The following shows a sample run of ./configure script (your session may differ):

You have bazel 0.24 installed.

Please specify the location of python. [Default is /usr/bin/python3]:

Found possible Python library paths:

/usr/lib/python3/dist-packages

/usr/local/lib/python3.7/dist-packages

Please input the desired Python library path to use.
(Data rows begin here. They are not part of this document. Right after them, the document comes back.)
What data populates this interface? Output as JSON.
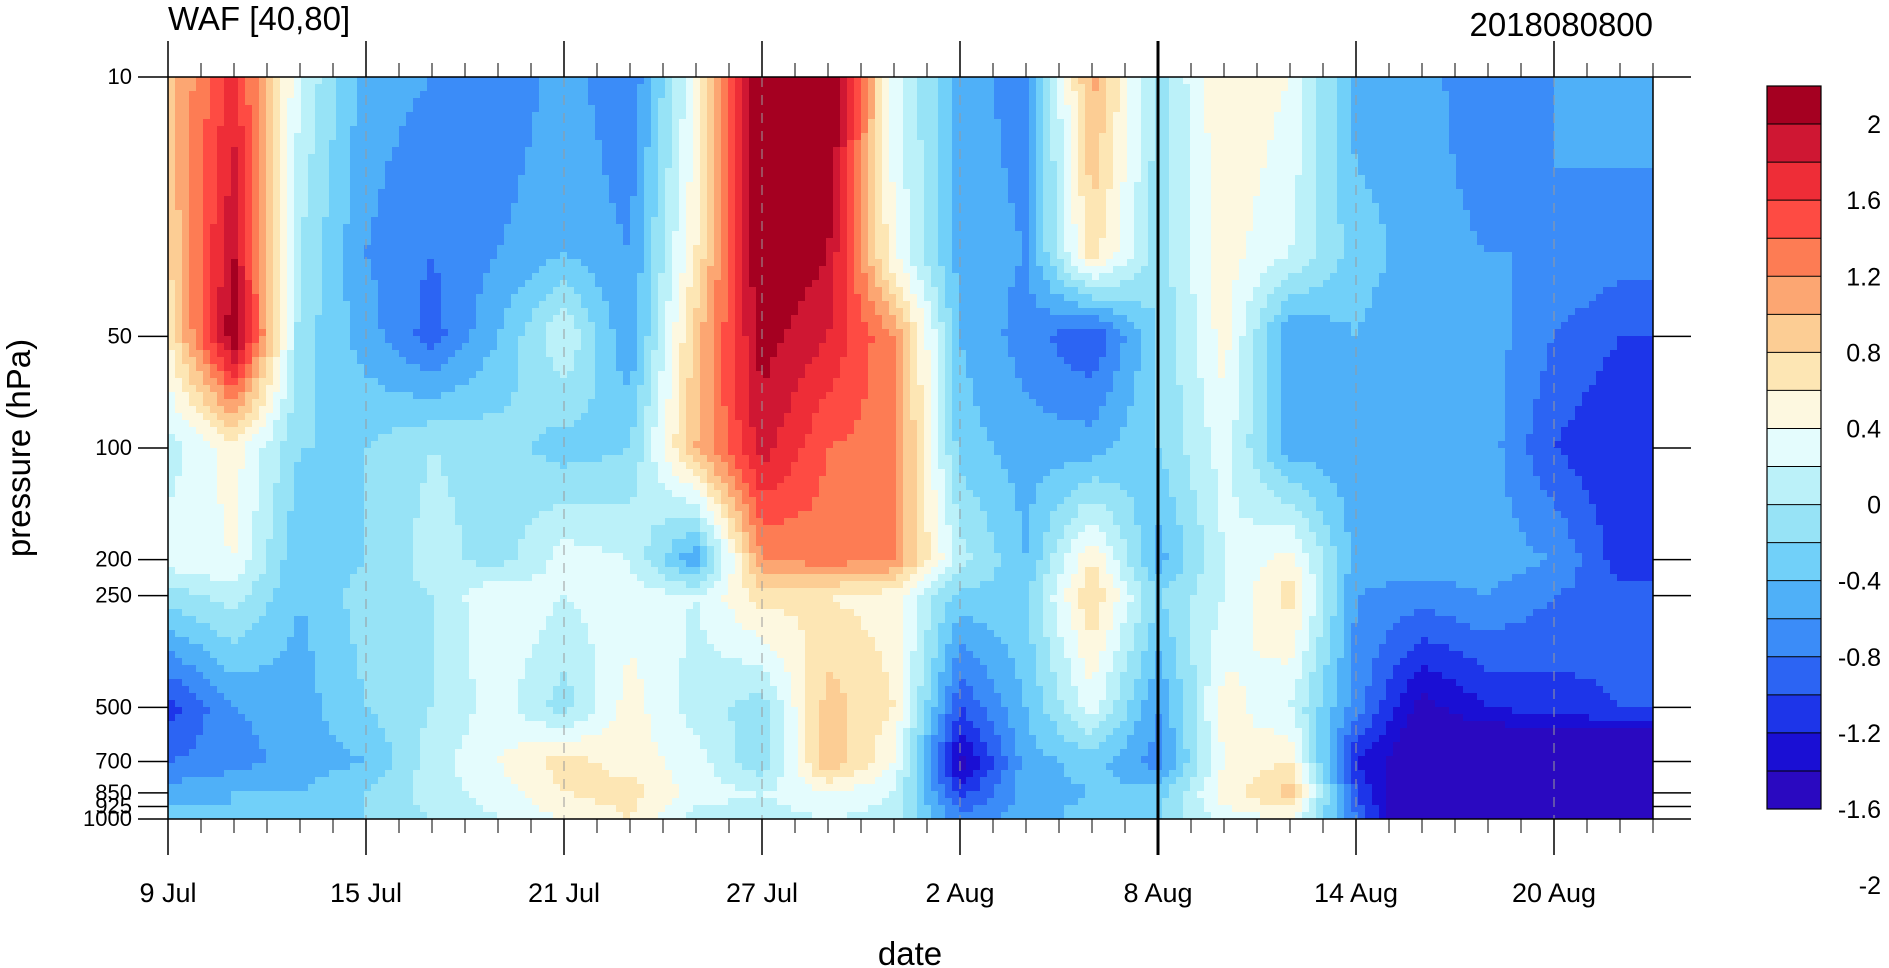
{
  "chart_data": {
    "type": "heatmap",
    "title_left": "WAF [40,80]",
    "title_right": "2018080800",
    "xlabel": "date",
    "ylabel": "pressure (hPa)",
    "x_range": [
      "9 Jul",
      "23 Aug"
    ],
    "x_ticks": [
      "9 Jul",
      "15 Jul",
      "21 Jul",
      "27 Jul",
      "2 Aug",
      "8 Aug",
      "14 Aug",
      "20 Aug"
    ],
    "y_scale": "log",
    "y_range": [
      1000,
      10
    ],
    "y_ticks": [
      10,
      50,
      100,
      200,
      250,
      500,
      700,
      850,
      925,
      1000
    ],
    "vertical_marker": "8 Aug",
    "colorbar": {
      "ticks": [
        "2",
        "1.6",
        "1.2",
        "0.8",
        "0.4",
        "0",
        "-0.4",
        "-0.8",
        "-1.2",
        "-1.6",
        "-2"
      ],
      "colors": [
        "#a50021",
        "#cf1733",
        "#ee2d37",
        "#fe4b43",
        "#fd7c54",
        "#fca672",
        "#fccd94",
        "#fde6b4",
        "#fdf8e0",
        "#e4fcfd",
        "#bbf1f9",
        "#97e3f6",
        "#71d0f9",
        "#4fb0f8",
        "#3b8cf8",
        "#2c64f3",
        "#1d35e9",
        "#1a0fd4",
        "#2a09c0"
      ]
    },
    "columns": [
      "9 Jul",
      "11 Jul",
      "13 Jul",
      "15 Jul",
      "17 Jul",
      "19 Jul",
      "21 Jul",
      "23 Jul",
      "25 Jul",
      "27 Jul",
      "29 Jul",
      "31 Jul",
      "2 Aug",
      "4 Aug",
      "6 Aug",
      "8 Aug",
      "10 Aug",
      "12 Aug",
      "14 Aug",
      "16 Aug",
      "18 Aug",
      "20 Aug",
      "22 Aug"
    ],
    "rows_hPa": [
      10,
      30,
      50,
      100,
      200,
      250,
      500,
      700,
      850,
      1000
    ],
    "values": [
      [
        0.9,
        1.7,
        0.2,
        -0.5,
        -0.6,
        -0.8,
        -0.5,
        -0.8,
        0.4,
        2.4,
        2.4,
        0.3,
        -0.5,
        -0.7,
        1.1,
        -0.1,
        0.6,
        0.4,
        -0.5,
        -0.5,
        -0.8,
        -0.6,
        -0.5
      ],
      [
        0.8,
        2.0,
        0.0,
        -0.6,
        -0.8,
        -0.6,
        -0.4,
        -0.6,
        0.6,
        2.3,
        2.0,
        0.4,
        -0.5,
        -0.6,
        0.7,
        -0.1,
        0.5,
        0.2,
        -0.3,
        -0.5,
        -0.6,
        -0.6,
        -0.7
      ],
      [
        0.6,
        2.2,
        -0.1,
        -0.5,
        -0.9,
        -0.4,
        0.2,
        -0.6,
        0.9,
        2.1,
        1.8,
        1.2,
        -0.4,
        -0.7,
        -1.0,
        -0.2,
        0.5,
        -0.6,
        -0.4,
        -0.6,
        -0.5,
        -0.8,
        -1.0
      ],
      [
        0.1,
        0.5,
        -0.2,
        -0.2,
        0.0,
        -0.1,
        -0.3,
        -0.2,
        1.0,
        1.9,
        1.4,
        1.3,
        -0.3,
        -0.5,
        -0.5,
        -0.2,
        0.3,
        -0.5,
        -0.5,
        -0.5,
        -0.5,
        -1.0,
        -1.2
      ],
      [
        0.3,
        0.4,
        -0.4,
        -0.2,
        0.1,
        -0.1,
        0.3,
        0.2,
        -0.6,
        1.2,
        1.3,
        1.2,
        0.1,
        -0.4,
        0.6,
        -0.5,
        0.2,
        0.5,
        -0.5,
        -0.5,
        -0.5,
        -0.6,
        -1.1
      ],
      [
        -0.1,
        0.1,
        -0.4,
        -0.1,
        0.0,
        0.4,
        0.2,
        0.3,
        0.2,
        0.7,
        0.6,
        0.5,
        -0.3,
        -0.2,
        0.8,
        -0.2,
        0.2,
        0.7,
        -0.6,
        -0.7,
        -0.6,
        -0.8,
        -0.9
      ],
      [
        -1.1,
        -0.6,
        -0.5,
        -0.2,
        0.0,
        0.3,
        -0.1,
        0.5,
        0.1,
        -0.1,
        0.9,
        0.6,
        -1.0,
        -0.4,
        0.3,
        -0.6,
        0.5,
        0.2,
        -0.7,
        -1.5,
        -1.2,
        -1.1,
        -1.0
      ],
      [
        -0.8,
        -0.7,
        -0.5,
        -0.4,
        0.1,
        0.4,
        0.7,
        0.5,
        0.3,
        -0.2,
        1.0,
        0.4,
        -1.5,
        -0.5,
        -0.3,
        -0.7,
        0.4,
        0.6,
        -1.2,
        -1.7,
        -1.9,
        -1.8,
        -1.9
      ],
      [
        -0.5,
        -0.4,
        -0.4,
        -0.2,
        0.1,
        0.3,
        0.6,
        0.7,
        0.3,
        0.2,
        0.4,
        0.2,
        -1.1,
        -0.5,
        -0.4,
        -0.3,
        0.5,
        0.9,
        -1.0,
        -1.8,
        -2.2,
        -2.2,
        -2.1
      ],
      [
        -0.3,
        -0.4,
        -0.3,
        -0.2,
        0.0,
        0.2,
        0.4,
        0.6,
        0.1,
        0.1,
        0.2,
        0.1,
        -0.7,
        -0.5,
        -0.3,
        -0.2,
        0.3,
        0.4,
        -0.8,
        -2.0,
        -2.3,
        -2.3,
        -2.3
      ]
    ]
  }
}
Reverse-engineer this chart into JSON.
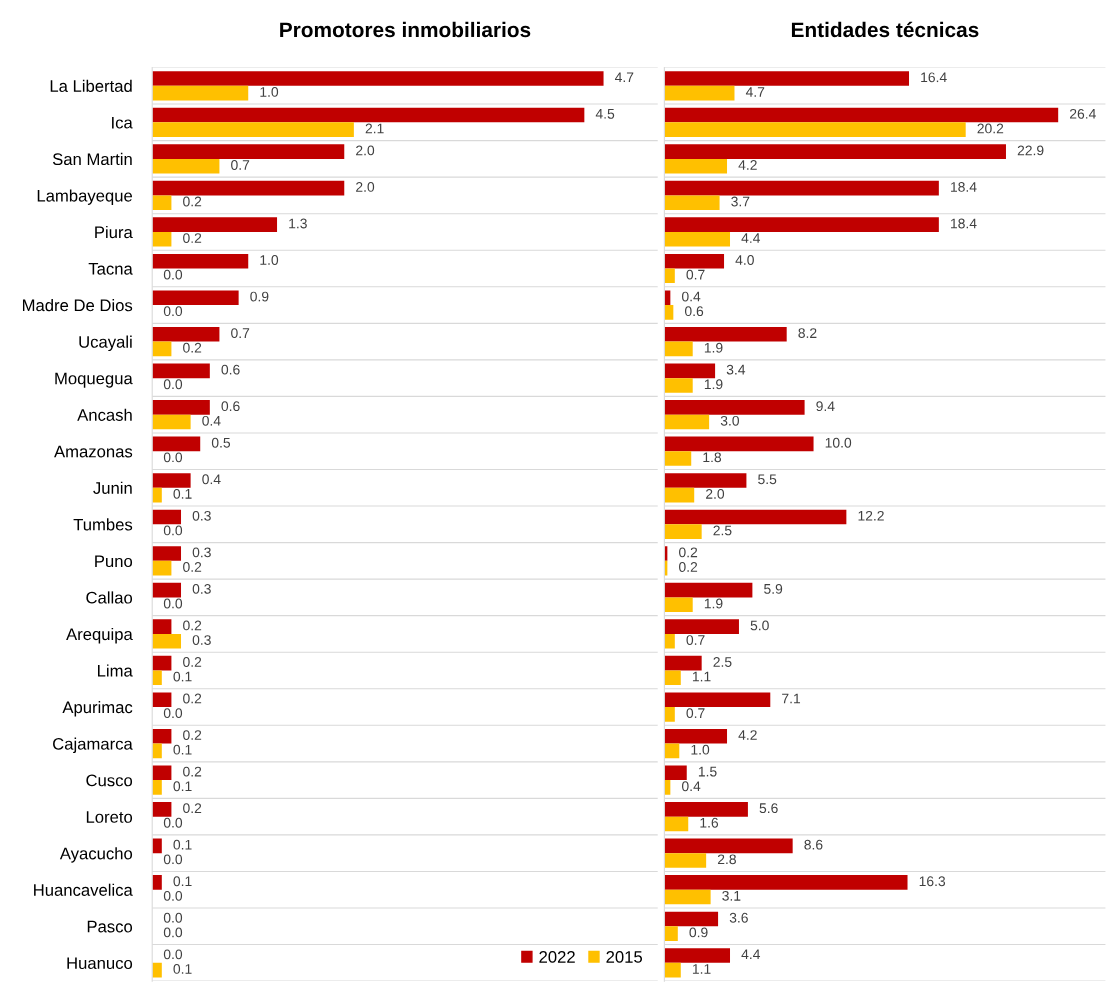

Default is [/usr/lib/python3/dist-packages]

Do you wish to build TensorFlow with OpenCL SYCL support? [y/N]:

No OpenCL SYCL support will be enabled for TensorFlow.

Do you wish to build TensorFlow with ROCm support? [y/N]:

No ROCm support will be enabled for TensorFlow.

Do you wish to build TensorFlow with CUDA support? [y/N]: Y

CUDA support will be enabled for TensorFlow.

Do you wish to build TensorFlow with TensorRT support? [y/N]:

No TensorRT support will be enabled for TensorFlow.

Found CUDA 10.1 in:

/usr/local/cuda-10.1/targets/x86_64-linux/lib

/usr/local/cuda-10.1/targets/x86_64-linux/include

Found cuDNN 7 in:

/usr/lib/x86_64-linux-gnu

/usr/include

Please specify a list of comma-separated CUDA compute capabilities you want to build with.

You can find the compute capability of your device at: https://developer.nvidia.com/cuda-gpus Each capability can be specified as "x.y" or "compute_xy" to include both virtual and binary GPU code, or as "sm_xy" to only include the binary code.

Please note that each additional compute capability significantly increases your build time and binary size, and that TensorFlow only supports compute capabilities >= 3.5 [Default is: 3.5,7.0]: 6.1

Do you want to use clang as CUDA compiler? [y/N]:

nvcc will be used as CUDA compiler.

Please specify which gcc should be used by nvcc as the host compiler. [Default is /usr/bin/gcc]:

Please specify optimization flags to use during compilation when bazel option "--config=opt" is specified [Default is -march=native -Wno-sign-compare]:

Would you like to interactively configure ./WORKSPACE for Android builds? [y/N]:

Not configuring the WORKSPACE for Android builds.

Preconfigured Bazel build configs. You can use any of the below by adding "--config=<>" to your build command. See .bazelrc for more details.

--config=mkl # Build with MKL support.

--config=monolithic # Config for mostly static monolithic build.

--config=ngraph # Build with Intel nGraph support.

--config=numa # Build with NUMA support.

--config=dynamic_kernels # (Experimental) Build kernels into separate shared objects.

--config=v2 # Build TensorFlow 2.x instead of 1.x.

Preconfigured Bazel build configs to DISABLE default on features:

--config=noaws # Disable AWS S3 filesystem support.

--config=nogcp # Disable GCP support.

--config=nohdfs # Disable HDFS support.

--config=nonccl # Disable NVIDIA NCCL support.

Configuration finished

After Configuration, run the build script in the folder. Before running it, please modify the file accordingly to specify a path to store the whl file. After that you can run:

sh build.sh

After the execution of the script. The modified tensorflow should be successfully installed.